I have this new WiFi enabled Themrostat that requires the new C wire in my unit. However, I lack this C wire.

I decided to purchase a 24V Transformer and run my own C wire with thermostat wire. I did this and connected the red power lead to the C terminal, yet no power was sent to the unit.

The reason I left the return (white) wire from the thermostat is because it lacks a place to be in the thermostat's mainframe.

Any ideas on how to get this unit booted up?


----------



## SABL (Jul 4, 2008)

Gonna need a schematic on this one.......I'm old school and I set the thermostat and forget it. Nothing fancy and I have a look at personal comfort and adjust as needed. If I can't get out of my chair and make a simple 35' walk to adjust a thermostat I deserve to wallow in discomfort.......


----------



## Masterchiefxx17 (Feb 27, 2010)

A schematic of the thermostat layout or the heating system itself?


----------



## SABL (Jul 4, 2008)

Make and model of the thermostat should allow someone to pull up the specs and instructions for install.


----------



## Masterchiefxx17 (Feb 27, 2010)

Model number would have been helpful, wouldn't it? :facepalm:

It's a Honeywell RTH9580WF


----------



## joeten (Dec 4, 2008)

Is this it https://www.google.co.uk/search?q=h...w-can-i-add-a-c-wire-to-my-thermostat;945;699


----------



## Masterchiefxx17 (Feb 27, 2010)

Yes, but that's a little advanced.

I'm looking to use a external wall plug to run a 24V line for the thermostat. I did that, but no power showed up to the thermostat.


----------



## joeten (Dec 4, 2008)

It's the schematic, rather than than method.
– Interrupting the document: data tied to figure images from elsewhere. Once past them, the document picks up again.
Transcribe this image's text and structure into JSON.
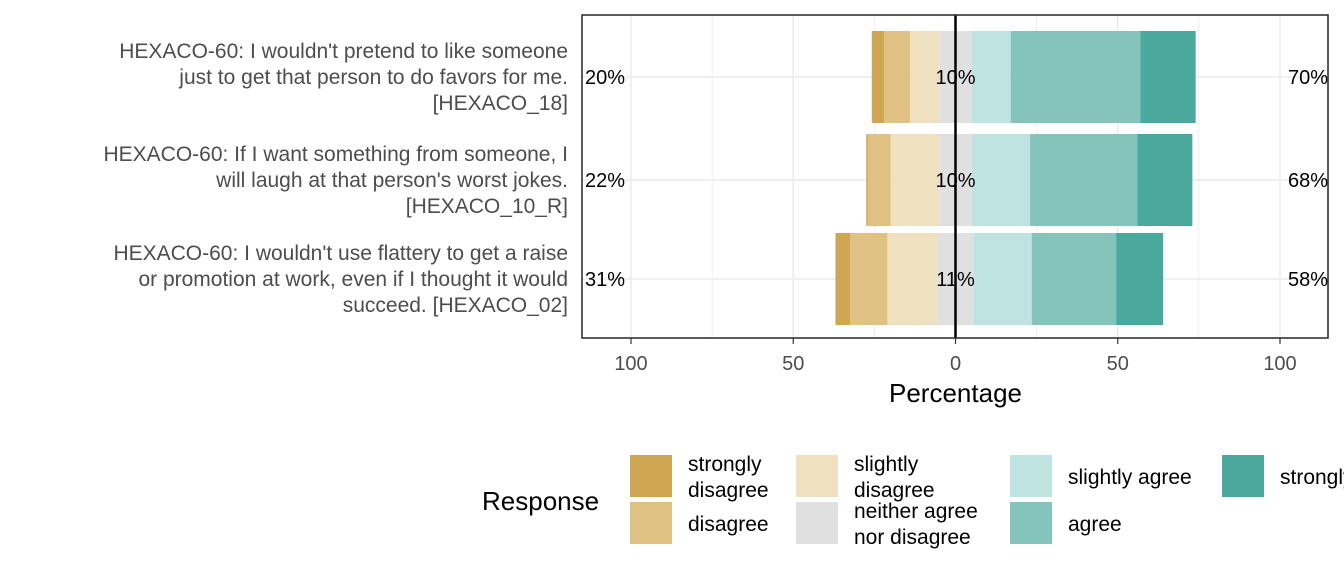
{
  "chart_data": {
    "type": "bar",
    "subtype": "diverging-stacked-likert",
    "xlabel": "Percentage",
    "xlim": [
      -100,
      100
    ],
    "x_ticks": [
      -100,
      -50,
      0,
      50,
      100
    ],
    "x_tick_labels": [
      "100",
      "50",
      "0",
      "50",
      "100"
    ],
    "grid": true,
    "legend": {
      "title": "Response",
      "position": "bottom",
      "levels": [
        {
          "label": "strongly disagree",
          "color": "#CFA753"
        },
        {
          "label": "disagree",
          "color": "#DFC283"
        },
        {
          "label": "slightly disagree",
          "color": "#EFE0C0"
        },
        {
          "label": "neither agree nor disagree",
          "color": "#E0E0E0"
        },
        {
          "label": "slightly agree",
          "color": "#BEE3E0"
        },
        {
          "label": "agree",
          "color": "#84C4BB"
        },
        {
          "label": "strongly agree",
          "color": "#4BA89C"
        }
      ]
    },
    "items": [
      {
        "label_lines": [
          "HEXACO-60: I wouldn't pretend to like someone",
          "just to get that person to do favors for me.",
          "[HEXACO_18]"
        ],
        "values": [
          3.8,
          8,
          9,
          10,
          12,
          40,
          17
        ],
        "low_label": "20%",
        "neutral_label": "10%",
        "high_label": "70%"
      },
      {
        "label_lines": [
          "HEXACO-60: If I want something from someone, I",
          "will laugh at that person's worst jokes.",
          "[HEXACO_10_R]"
        ],
        "values": [
          0.5,
          7,
          15,
          10,
          18,
          33,
          17
        ],
        "low_label": "22%",
        "neutral_label": "10%",
        "high_label": "68%"
      },
      {
        "label_lines": [
          "HEXACO-60: I wouldn't use flattery to get a raise",
          "or promotion at work, even if I thought it would",
          "succeed. [HEXACO_02]"
        ],
        "values": [
          4.5,
          11.5,
          15.5,
          11,
          18,
          26,
          14.5
        ],
        "low_label": "31%",
        "neutral_label": "11%",
        "high_label": "58%"
      }
    ]
  }
}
I was referring to.


----------



## SABL (Jul 4, 2008)

Have you checked the Honeywell site?? I haven't gone through the entire install procedure but it looks to be quite informative.
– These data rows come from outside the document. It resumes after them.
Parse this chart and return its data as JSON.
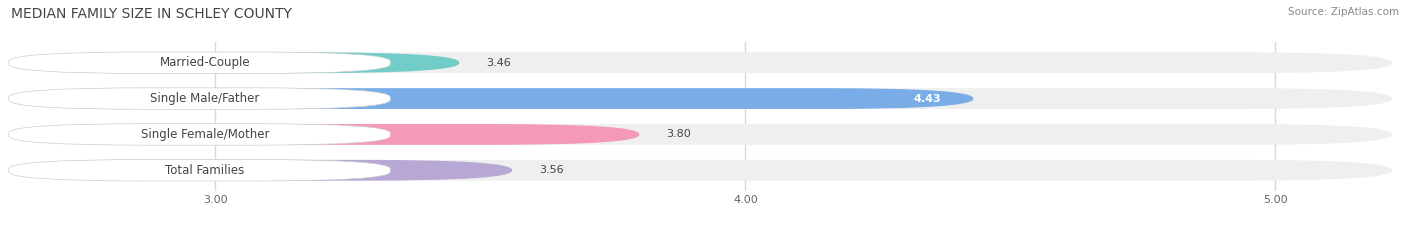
{
  "title": "MEDIAN FAMILY SIZE IN SCHLEY COUNTY",
  "source": "Source: ZipAtlas.com",
  "categories": [
    "Married-Couple",
    "Single Male/Father",
    "Single Female/Mother",
    "Total Families"
  ],
  "values": [
    3.46,
    4.43,
    3.8,
    3.56
  ],
  "bar_colors": [
    "#72ccc8",
    "#7aade8",
    "#f49ab8",
    "#b8a8d5"
  ],
  "value_white": [
    false,
    true,
    false,
    false
  ],
  "xlim_left": 2.62,
  "xlim_right": 5.22,
  "xticks": [
    3.0,
    4.0,
    5.0
  ],
  "xtick_labels": [
    "3.00",
    "4.00",
    "5.00"
  ],
  "bar_height": 0.58,
  "figsize": [
    14.06,
    2.33
  ],
  "dpi": 100,
  "background_color": "#ffffff",
  "bar_background_color": "#efefef",
  "title_fontsize": 10,
  "label_fontsize": 8.5,
  "value_fontsize": 8,
  "tick_fontsize": 8,
  "source_fontsize": 7.5,
  "grid_color": "#d8d8d8",
  "text_color": "#444444",
  "source_color": "#888888"
}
Honeywell | Wi-Fi Smart Thermostat


----------



## Vegassparky (Nov 24, 2013)

If you posted a model number, that would help. Pics are always good too.
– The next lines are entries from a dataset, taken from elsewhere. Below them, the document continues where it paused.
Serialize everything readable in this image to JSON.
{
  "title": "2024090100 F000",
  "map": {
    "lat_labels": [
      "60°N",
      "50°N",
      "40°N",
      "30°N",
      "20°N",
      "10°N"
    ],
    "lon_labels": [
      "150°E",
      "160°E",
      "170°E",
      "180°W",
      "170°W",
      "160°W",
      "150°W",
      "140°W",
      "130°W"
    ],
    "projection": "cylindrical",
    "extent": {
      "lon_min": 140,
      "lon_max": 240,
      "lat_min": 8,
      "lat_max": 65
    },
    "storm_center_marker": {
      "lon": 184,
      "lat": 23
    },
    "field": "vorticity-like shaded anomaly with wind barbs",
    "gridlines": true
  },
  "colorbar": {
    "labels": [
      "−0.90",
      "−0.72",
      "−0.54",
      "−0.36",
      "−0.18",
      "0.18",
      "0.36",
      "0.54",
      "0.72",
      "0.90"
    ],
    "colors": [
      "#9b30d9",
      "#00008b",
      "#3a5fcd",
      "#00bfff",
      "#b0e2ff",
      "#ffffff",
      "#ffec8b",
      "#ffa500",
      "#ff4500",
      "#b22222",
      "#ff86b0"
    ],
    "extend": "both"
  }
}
Typically you would have a R(24VAC), and C(common) terminal to power the thermostat. The 24V xfmr must be connected to both to complete its circuit. You may have an Rc terminal which would be jumpered to R. This is for source voltage isolation if heating and cooling equipment have separate control power sources. Leave that in place if it exists. The 24VAC power supply wire from the HVAC equipment should be disconnected at the equipment.


----------